Egypt’s dire economic circumstances also present its Christian community with an incentive to flee. In order to ameliorate such challenges, the Egyptian government has turned to the IMF, accepting a conditional loan. Such a provision is contingent on Egypt’s ultimate implementation of austerity measures. The implementation of these, involving a rolling back of a welfare state dating back to Nasser and (albeit inefficiently) providing daily bread to millions will be daunting. When Sadat attempted to cut the nation’s bread subsidy in 1977 deadly riots ensued. Earlier this year Sisi tried to implement a similar policy, once again protests followed. For Egypt’s beleaguered Christian community such economic instability will provide particularly challenging.

The United States should work with Egypt in order to ensure the effective implementation of IMF conditions while protecting the nation’s precarious minority groups. It can do so by more deliberately providing economic advising and support to one of its greatest allies in the region; doing so will prove at least as effective as military aid at protecting Christian Egyptians and the nation’s population in its entirety.
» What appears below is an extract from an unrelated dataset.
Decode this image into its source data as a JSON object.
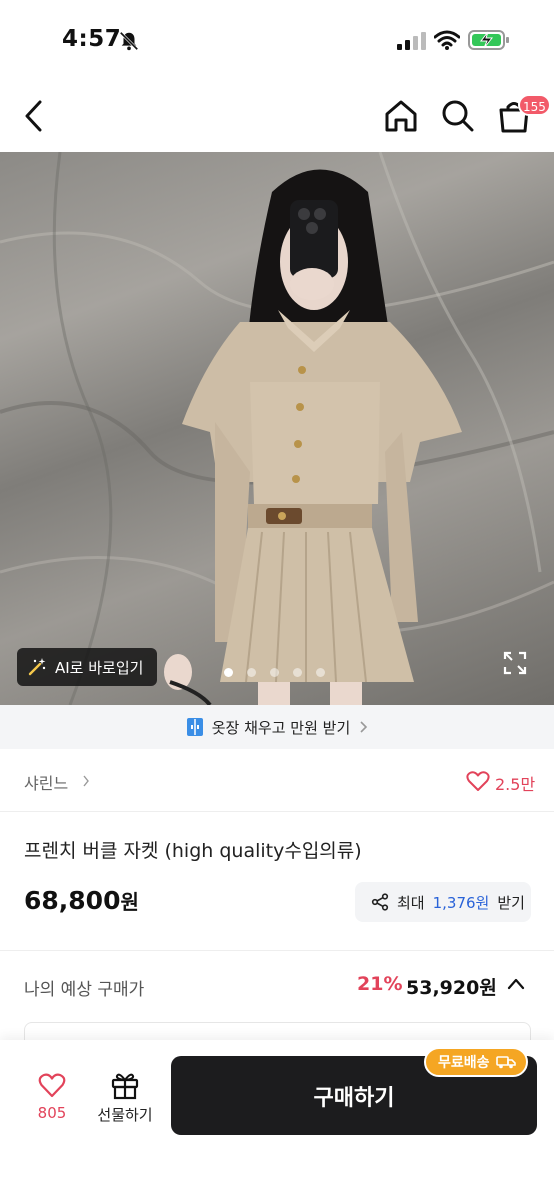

Regardless of the policy proposals and implications and strategic justifications and diplomatic machinations Egypt’s Christian population ought to be secured for its own sake. I remember visiting beautiful centuries old churches in Cairo a few months ago. Having driven through one of Egypt’s poorest communities, an overwhelmingly Christian one I arrived at an unremarkable gate; the guard, wary of outsiders in the face of the plight of Christians in Egypt only let me through after some persistent pleading. Finally behind that unmarked gate, we found one of the most stunning complexes I have ever seen, nearly a dozen ecclesiastical structures carved into a canyon; one of these was the Arab world’s largest churches. Embedded within one of the city’s densest neighborhoods was one of the most amazing sights imaginable, an immaculate oasis in a bustling metropolis of twenty million. Egypt’s Christian community ought to be preserved not for political expediency or diplomatic utility, it ought to be preserved because it is a community with a priceless heritage and culture tracing its roots back to antiquity. Doing so will require a combination of prudent policy, a deep reverence for cultural preservation and a lot of courage.